Data from 1,147 families in an Australian population‐based longitudinal study were used to examine: (1) temporal relationships between negative reactivity in early adolescence (13-14 years) and depressive symptoms in emerging adulthood (19-20 years); (2) the moderating role of parent‐reported warmth in early adolescence (13-14 years); and (3) the moderating role of child gender. Hierarchical multiple regression was conducted to test the hypothesis that parental warmth would moderate the relationship between early adolescent negative reactivity and depressive symptoms in emerging adulthood.

Results

After accounting for previous depressive symptoms at age 13-14 years, negative reactivity was positively associated with later depressive symptoms. By contrast, parental warmth at 13-14 years was negatively associated with later depressive symptoms for females but not males.

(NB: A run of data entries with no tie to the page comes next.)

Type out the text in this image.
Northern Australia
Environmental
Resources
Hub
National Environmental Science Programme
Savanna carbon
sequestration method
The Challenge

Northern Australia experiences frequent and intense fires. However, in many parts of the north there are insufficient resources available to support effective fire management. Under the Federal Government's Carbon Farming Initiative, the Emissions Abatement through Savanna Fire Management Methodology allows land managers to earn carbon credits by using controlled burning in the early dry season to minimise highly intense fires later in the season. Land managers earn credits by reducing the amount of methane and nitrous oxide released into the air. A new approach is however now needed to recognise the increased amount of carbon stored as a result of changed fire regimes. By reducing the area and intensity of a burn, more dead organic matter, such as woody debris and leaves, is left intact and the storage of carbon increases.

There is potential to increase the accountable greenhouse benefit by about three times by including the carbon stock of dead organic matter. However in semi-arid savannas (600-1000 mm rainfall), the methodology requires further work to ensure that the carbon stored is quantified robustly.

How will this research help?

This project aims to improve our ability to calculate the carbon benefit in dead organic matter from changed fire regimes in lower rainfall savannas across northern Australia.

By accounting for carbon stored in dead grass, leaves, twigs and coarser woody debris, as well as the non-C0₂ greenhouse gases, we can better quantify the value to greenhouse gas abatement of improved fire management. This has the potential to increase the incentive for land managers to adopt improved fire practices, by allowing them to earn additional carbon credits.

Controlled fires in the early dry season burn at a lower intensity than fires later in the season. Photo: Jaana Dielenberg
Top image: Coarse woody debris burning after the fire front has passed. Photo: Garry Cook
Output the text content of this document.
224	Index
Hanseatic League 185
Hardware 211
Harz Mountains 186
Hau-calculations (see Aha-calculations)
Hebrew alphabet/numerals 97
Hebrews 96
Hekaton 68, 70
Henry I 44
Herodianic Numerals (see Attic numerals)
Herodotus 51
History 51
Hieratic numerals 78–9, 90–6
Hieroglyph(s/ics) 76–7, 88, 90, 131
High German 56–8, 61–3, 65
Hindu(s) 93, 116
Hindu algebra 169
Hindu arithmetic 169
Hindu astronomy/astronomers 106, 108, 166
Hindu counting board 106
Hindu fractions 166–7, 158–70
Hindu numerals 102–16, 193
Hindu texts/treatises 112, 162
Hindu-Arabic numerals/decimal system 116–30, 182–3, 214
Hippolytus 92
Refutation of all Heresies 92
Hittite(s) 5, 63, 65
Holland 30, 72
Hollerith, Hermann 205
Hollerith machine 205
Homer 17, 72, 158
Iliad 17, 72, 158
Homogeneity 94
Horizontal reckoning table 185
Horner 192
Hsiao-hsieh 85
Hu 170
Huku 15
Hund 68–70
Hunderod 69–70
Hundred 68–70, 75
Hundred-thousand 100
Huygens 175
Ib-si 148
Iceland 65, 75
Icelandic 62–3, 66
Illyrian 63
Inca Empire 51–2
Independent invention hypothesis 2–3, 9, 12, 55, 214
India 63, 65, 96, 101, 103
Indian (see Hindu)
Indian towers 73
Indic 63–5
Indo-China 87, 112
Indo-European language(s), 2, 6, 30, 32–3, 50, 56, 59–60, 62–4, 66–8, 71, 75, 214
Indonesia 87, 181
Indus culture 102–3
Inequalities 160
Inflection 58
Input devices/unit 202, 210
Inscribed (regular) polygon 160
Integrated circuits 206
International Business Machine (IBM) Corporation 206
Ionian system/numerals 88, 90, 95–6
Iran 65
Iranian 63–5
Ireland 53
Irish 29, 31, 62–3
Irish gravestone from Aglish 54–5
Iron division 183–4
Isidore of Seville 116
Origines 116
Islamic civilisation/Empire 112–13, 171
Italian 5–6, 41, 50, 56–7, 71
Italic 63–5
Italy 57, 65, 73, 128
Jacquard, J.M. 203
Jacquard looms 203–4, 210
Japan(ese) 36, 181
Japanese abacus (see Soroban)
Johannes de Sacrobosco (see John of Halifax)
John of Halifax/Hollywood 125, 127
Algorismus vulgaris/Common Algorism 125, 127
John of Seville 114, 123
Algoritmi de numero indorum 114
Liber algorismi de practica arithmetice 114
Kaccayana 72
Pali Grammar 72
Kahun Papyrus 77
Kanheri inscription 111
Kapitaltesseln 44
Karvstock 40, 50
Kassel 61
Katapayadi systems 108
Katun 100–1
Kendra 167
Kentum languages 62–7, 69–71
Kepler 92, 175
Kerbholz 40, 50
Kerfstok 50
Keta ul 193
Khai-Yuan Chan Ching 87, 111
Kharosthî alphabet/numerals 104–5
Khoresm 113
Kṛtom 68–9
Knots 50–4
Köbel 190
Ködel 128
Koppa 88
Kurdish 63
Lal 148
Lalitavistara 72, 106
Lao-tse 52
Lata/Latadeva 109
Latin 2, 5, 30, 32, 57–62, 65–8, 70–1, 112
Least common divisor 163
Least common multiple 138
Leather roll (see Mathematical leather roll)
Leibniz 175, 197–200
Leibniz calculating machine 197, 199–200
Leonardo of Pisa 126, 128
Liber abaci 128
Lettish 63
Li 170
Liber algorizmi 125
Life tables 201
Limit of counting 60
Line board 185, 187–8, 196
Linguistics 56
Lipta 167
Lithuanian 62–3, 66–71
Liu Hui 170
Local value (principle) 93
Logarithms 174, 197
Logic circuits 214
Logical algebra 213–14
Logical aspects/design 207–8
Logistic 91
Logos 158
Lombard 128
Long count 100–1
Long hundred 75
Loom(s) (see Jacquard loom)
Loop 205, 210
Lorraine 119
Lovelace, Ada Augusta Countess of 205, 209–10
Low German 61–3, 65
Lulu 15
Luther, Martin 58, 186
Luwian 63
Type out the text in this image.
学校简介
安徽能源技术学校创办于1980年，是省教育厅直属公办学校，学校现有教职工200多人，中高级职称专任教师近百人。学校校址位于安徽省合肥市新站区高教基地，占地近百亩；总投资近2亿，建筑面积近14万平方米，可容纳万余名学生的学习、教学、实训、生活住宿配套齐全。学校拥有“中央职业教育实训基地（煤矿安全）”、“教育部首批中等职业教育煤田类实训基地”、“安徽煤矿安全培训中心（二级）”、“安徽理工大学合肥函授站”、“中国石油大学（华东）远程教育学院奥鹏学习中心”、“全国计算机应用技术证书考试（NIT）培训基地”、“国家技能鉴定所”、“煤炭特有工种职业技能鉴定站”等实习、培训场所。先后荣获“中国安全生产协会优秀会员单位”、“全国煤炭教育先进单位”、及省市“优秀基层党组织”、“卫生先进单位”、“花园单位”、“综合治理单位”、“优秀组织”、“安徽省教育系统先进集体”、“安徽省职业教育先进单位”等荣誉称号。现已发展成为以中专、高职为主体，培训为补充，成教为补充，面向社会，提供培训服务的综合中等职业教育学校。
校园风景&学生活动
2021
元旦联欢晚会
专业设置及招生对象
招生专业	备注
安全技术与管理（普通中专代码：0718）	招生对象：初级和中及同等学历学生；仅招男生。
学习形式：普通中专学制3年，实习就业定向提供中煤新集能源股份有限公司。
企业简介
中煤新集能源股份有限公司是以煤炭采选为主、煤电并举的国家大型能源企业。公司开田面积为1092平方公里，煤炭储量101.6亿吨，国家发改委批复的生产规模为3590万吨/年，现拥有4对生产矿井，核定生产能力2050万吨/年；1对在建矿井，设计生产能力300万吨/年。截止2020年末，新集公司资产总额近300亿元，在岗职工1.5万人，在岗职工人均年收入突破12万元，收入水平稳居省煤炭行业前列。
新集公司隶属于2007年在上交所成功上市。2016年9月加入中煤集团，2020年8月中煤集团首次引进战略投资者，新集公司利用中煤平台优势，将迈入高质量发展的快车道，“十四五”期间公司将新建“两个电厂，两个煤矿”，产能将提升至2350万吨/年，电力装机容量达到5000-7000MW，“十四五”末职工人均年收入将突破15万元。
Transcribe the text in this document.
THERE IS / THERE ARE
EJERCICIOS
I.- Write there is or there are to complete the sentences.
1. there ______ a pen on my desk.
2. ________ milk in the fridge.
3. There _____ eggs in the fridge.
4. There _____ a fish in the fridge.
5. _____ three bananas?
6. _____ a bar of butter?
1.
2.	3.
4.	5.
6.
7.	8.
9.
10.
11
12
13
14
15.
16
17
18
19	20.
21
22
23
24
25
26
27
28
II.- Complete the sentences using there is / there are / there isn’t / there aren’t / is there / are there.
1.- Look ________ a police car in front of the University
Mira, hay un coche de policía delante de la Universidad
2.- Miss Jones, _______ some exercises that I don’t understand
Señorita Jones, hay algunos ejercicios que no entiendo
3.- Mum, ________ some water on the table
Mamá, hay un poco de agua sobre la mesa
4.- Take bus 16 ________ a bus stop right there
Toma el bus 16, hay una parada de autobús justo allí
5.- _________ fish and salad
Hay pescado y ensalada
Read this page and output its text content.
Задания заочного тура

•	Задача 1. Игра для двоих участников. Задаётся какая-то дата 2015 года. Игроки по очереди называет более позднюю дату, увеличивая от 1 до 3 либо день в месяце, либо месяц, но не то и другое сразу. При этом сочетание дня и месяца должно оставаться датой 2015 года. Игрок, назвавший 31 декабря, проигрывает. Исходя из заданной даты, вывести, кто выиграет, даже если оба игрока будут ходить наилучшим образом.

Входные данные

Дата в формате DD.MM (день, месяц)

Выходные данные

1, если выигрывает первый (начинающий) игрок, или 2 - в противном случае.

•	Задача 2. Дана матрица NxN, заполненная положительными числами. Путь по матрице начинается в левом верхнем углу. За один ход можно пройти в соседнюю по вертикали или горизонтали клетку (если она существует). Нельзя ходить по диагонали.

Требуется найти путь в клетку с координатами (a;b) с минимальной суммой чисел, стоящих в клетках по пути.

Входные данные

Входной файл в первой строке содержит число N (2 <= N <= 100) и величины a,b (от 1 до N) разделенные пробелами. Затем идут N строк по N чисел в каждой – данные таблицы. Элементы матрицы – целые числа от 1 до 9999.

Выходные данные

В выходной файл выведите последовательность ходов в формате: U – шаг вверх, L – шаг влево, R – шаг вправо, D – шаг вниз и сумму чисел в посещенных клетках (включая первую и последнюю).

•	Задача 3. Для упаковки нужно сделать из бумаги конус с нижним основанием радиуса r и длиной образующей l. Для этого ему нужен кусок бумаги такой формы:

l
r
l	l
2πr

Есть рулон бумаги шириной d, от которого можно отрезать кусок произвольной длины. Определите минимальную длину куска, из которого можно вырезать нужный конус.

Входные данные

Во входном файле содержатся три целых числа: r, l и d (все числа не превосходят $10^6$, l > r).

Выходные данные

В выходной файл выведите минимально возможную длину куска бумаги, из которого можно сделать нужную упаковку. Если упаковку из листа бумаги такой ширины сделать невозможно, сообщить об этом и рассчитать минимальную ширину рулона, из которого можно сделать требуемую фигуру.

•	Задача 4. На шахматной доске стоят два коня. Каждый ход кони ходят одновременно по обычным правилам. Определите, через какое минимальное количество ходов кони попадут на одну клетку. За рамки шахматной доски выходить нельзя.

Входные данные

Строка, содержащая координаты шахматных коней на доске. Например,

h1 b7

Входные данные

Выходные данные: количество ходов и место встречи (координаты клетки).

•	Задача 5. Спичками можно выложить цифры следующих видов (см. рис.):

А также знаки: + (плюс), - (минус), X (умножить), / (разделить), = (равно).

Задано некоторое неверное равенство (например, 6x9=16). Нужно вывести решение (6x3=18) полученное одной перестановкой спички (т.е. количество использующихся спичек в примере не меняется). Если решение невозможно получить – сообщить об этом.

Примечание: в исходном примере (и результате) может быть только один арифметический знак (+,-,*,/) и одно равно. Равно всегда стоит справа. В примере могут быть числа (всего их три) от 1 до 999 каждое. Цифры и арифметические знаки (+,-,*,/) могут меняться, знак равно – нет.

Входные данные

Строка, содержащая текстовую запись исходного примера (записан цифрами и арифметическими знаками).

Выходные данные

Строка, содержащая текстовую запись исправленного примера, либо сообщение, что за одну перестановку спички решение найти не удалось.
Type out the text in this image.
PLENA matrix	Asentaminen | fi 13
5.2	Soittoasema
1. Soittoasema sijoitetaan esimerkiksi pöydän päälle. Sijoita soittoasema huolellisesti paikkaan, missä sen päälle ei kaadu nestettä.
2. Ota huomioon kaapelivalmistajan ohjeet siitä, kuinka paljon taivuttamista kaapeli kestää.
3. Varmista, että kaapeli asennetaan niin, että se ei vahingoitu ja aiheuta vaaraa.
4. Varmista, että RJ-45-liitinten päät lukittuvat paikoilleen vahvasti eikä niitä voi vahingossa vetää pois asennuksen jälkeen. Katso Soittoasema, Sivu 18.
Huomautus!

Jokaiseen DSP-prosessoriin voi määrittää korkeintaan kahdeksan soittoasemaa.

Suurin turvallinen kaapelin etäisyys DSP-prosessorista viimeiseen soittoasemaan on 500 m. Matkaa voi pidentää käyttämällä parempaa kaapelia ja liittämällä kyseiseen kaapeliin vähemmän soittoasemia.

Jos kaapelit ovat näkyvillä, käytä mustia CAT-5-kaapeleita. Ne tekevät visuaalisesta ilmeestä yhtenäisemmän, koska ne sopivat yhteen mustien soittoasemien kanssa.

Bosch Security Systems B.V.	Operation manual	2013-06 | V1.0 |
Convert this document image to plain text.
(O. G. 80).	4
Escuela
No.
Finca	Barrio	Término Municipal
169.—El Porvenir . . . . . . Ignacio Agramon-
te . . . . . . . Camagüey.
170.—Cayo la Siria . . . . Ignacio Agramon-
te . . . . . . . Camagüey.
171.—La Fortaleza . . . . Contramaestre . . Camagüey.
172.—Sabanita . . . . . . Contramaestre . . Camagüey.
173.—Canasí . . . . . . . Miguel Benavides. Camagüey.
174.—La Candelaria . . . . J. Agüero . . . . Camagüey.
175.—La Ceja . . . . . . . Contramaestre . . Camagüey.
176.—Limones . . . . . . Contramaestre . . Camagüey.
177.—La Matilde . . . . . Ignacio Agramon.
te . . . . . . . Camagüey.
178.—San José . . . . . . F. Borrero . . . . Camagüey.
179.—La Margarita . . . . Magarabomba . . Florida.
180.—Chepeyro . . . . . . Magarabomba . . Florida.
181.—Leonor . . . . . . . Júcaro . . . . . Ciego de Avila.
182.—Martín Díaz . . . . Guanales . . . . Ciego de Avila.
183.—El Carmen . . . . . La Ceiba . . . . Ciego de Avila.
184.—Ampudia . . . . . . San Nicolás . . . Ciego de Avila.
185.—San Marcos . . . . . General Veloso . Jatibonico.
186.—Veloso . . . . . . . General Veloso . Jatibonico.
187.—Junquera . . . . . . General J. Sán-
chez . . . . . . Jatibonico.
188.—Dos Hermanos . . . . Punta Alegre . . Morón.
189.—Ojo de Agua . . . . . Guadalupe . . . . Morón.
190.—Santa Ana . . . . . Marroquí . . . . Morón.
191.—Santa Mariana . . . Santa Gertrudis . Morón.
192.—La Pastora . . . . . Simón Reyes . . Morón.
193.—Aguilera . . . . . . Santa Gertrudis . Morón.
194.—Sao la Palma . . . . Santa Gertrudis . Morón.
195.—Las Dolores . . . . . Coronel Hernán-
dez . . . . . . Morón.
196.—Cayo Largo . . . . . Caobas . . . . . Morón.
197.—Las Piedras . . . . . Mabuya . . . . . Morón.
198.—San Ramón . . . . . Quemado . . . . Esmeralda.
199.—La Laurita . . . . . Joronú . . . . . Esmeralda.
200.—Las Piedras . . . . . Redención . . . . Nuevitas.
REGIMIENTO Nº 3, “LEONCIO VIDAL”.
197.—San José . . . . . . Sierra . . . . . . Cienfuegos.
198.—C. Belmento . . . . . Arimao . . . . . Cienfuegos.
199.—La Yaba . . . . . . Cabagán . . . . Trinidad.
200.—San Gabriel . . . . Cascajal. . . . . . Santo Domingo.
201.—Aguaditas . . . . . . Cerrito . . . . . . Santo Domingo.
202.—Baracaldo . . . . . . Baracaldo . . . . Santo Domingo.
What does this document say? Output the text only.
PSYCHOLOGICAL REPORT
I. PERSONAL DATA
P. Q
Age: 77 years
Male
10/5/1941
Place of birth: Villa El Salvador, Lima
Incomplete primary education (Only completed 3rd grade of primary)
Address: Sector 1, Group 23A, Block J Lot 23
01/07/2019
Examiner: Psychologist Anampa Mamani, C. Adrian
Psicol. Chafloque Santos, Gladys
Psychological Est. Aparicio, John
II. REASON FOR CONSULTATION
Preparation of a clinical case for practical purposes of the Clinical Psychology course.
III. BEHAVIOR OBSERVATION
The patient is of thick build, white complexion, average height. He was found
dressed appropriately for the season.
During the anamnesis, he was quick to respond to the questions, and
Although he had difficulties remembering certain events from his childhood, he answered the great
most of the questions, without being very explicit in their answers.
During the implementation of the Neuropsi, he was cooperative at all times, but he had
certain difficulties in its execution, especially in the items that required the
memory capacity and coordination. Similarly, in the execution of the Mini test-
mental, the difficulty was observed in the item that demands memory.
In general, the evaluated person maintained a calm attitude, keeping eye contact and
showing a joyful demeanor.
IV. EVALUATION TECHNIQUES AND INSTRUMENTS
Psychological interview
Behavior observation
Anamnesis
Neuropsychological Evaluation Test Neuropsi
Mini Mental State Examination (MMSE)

Parental warmth did not moderate the association between early adolescent negative reactivity and subsequent depressive symptoms.

Conclusions

This study was the first to use prospective data to assess the protective effects of early adolescent parental warmth on the association between negative reactive temperaments and early adult depressive symptoms.

FINDINGS suggest that parental warmth for negatively reactive children provides only concurrent protection against subsequent depressive risk. This study did not examine parent-child transactional models, which may, in future longitudinal research, improve understanding of how trajectories of parent-child goodness‐of‐fit contribute to depressive symptoms.